Operational tests of prototypes, the first production cars and technological requirements caused the need to introduce a number of changes in the design of the FSR Tarpan. As a result of the first modernization, the exterior and interior of the car changed slightly.

In 1973, 250 cars were made, and a year later 1,582. Alternatively, M20 and S-21 engines (with a power of 51.5 kW) were used. In 1975, 2,760 cars were produced, and a year later 3,941. The car was modernized by the plant's design office.

On July 1, 1975, the Zakład Samochodów Rolniczych became independent and transformed into the Fabryka Samochodów Rolniczych "Polmo". A decision was also made to expand the factory and include several plants that had been FSR's main collaborators, including those in Gniezno, Swarzędz, and Złotów. FSR produced FSR Tarpan cars until 1991, and from 1988 to 1996 Tarpan Honker. From November 1993, the company operated under the name Tarpan Sp. z o.o.
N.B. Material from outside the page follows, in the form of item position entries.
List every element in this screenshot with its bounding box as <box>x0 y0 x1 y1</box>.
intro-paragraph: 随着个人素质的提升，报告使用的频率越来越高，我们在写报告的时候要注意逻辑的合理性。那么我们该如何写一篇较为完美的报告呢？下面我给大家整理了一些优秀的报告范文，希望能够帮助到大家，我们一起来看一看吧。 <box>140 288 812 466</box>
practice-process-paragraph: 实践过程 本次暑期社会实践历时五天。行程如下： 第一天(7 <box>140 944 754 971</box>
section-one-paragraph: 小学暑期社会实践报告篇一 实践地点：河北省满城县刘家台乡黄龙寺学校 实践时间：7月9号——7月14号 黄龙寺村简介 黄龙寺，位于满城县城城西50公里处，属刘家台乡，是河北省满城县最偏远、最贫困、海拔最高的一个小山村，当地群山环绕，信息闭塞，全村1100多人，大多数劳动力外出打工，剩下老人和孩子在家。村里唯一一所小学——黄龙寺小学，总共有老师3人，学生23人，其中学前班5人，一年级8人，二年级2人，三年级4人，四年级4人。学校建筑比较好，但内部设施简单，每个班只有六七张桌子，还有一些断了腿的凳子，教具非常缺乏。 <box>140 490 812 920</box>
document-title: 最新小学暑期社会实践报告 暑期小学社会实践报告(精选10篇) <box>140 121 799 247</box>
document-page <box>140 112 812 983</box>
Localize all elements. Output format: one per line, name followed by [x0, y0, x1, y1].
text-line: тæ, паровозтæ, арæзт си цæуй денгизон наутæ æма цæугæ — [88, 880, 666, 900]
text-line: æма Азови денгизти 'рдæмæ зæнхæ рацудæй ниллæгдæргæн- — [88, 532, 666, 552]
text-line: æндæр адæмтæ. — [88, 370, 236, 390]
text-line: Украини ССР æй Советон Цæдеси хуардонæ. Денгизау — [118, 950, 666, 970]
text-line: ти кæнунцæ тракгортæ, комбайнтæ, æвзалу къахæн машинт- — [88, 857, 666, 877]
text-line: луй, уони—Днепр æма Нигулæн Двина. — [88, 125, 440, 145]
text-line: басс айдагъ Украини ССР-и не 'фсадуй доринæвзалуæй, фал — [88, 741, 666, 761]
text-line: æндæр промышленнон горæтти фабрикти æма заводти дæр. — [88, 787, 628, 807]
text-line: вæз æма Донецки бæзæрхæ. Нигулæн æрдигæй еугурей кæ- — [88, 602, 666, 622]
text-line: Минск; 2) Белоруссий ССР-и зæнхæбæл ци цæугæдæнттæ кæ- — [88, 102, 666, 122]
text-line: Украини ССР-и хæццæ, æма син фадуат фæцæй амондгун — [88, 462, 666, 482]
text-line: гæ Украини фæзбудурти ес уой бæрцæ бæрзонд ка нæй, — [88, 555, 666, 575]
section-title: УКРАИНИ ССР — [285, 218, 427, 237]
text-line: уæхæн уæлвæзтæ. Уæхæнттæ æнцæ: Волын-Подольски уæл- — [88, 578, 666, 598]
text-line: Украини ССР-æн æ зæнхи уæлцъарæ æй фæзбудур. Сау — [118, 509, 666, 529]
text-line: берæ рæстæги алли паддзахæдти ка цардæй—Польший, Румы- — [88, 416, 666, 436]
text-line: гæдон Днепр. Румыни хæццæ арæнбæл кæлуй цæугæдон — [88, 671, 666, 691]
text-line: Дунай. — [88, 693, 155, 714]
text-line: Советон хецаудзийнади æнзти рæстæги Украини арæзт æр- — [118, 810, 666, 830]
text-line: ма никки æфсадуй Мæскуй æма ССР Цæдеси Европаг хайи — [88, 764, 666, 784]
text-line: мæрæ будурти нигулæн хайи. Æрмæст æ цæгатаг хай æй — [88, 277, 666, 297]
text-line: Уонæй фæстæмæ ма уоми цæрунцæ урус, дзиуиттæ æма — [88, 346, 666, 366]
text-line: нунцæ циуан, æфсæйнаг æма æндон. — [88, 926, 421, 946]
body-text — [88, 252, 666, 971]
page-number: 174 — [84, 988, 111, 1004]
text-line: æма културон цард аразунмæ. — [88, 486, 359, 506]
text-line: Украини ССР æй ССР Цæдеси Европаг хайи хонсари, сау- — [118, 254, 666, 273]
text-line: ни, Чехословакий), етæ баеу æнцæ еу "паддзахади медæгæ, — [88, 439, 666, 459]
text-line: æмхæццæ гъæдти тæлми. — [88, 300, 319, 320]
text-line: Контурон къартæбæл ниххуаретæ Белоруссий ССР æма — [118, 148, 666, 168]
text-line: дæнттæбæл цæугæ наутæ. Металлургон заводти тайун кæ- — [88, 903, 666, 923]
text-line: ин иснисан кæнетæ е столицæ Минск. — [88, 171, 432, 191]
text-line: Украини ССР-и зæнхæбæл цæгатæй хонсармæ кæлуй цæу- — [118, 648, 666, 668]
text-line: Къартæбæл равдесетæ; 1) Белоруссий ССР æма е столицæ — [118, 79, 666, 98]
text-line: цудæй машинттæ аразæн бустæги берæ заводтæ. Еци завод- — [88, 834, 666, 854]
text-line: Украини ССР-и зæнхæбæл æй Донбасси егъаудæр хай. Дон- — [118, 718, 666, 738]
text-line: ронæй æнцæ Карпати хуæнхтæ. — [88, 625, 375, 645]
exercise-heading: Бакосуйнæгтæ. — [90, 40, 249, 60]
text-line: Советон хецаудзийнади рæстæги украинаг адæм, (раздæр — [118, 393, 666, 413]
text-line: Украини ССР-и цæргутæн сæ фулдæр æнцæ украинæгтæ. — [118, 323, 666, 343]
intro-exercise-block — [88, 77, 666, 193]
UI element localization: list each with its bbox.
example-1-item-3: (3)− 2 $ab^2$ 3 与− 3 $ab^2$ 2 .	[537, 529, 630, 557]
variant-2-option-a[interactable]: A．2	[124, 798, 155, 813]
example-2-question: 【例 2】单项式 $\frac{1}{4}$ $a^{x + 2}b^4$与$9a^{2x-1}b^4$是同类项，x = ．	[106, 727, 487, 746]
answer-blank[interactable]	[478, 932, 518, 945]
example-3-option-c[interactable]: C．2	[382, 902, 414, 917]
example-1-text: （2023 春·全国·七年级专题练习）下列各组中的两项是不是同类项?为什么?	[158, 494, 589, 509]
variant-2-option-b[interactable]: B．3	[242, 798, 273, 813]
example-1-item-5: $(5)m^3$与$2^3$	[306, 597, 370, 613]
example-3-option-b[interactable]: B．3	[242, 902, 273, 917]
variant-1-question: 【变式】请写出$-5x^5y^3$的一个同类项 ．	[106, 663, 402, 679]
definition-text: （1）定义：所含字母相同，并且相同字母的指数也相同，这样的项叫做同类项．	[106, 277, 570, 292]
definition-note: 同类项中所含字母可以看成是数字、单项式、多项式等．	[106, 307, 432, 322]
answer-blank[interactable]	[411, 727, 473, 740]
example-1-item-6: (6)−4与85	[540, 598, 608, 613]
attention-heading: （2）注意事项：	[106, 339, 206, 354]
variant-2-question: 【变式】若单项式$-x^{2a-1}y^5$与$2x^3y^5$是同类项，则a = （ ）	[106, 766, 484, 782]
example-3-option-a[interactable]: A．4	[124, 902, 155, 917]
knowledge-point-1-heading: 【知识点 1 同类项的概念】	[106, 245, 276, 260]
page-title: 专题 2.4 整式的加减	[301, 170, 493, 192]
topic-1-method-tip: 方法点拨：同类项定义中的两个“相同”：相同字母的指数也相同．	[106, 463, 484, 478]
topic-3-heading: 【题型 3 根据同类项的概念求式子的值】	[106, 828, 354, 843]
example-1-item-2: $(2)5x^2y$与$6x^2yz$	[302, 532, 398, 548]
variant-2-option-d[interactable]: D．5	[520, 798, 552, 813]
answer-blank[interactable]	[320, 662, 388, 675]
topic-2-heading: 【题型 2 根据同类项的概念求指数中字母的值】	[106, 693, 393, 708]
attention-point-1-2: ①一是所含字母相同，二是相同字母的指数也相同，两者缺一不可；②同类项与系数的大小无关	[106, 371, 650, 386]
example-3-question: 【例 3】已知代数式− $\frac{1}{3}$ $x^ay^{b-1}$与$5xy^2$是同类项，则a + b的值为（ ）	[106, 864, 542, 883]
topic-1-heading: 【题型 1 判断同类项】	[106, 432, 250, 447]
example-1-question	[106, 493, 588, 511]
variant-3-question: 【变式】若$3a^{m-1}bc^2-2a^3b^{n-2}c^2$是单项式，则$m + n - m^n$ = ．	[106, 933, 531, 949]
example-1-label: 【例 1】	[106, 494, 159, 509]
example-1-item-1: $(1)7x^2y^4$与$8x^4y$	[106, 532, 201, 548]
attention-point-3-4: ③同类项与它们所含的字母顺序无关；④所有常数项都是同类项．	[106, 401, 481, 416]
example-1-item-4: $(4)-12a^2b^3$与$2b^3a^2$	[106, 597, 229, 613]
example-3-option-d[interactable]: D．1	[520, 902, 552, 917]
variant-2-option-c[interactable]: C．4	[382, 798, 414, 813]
In 1993, a joint venture called Volkswagen Poznań was established on the FSR grounds between Volkswagen AG and the Polish manufacturer Tarpan, which assembled Volkswagen Transporter vans from December 1993, and Škoda Favorit and Škoda Felicia cars from 1994. In 1996, the enterprise was liquidated and the company was transferred in 100% to the Volkswagen AG concern.

Production of the FSR Tarpan models gradually decreased, from around 600 units in the early 1990s (1990 – 589 units, 1991 – 610 units), to around 300 units in the mid-1990s (1994 – 314 units, 1995 – 288 units). After production ceased in early 1996, the rights to produce the Tarpan Honker models were taken over by Daewoo Motor Polska Sp. z o.o., which began their trial assembly in Lublin in the autumn of 1997.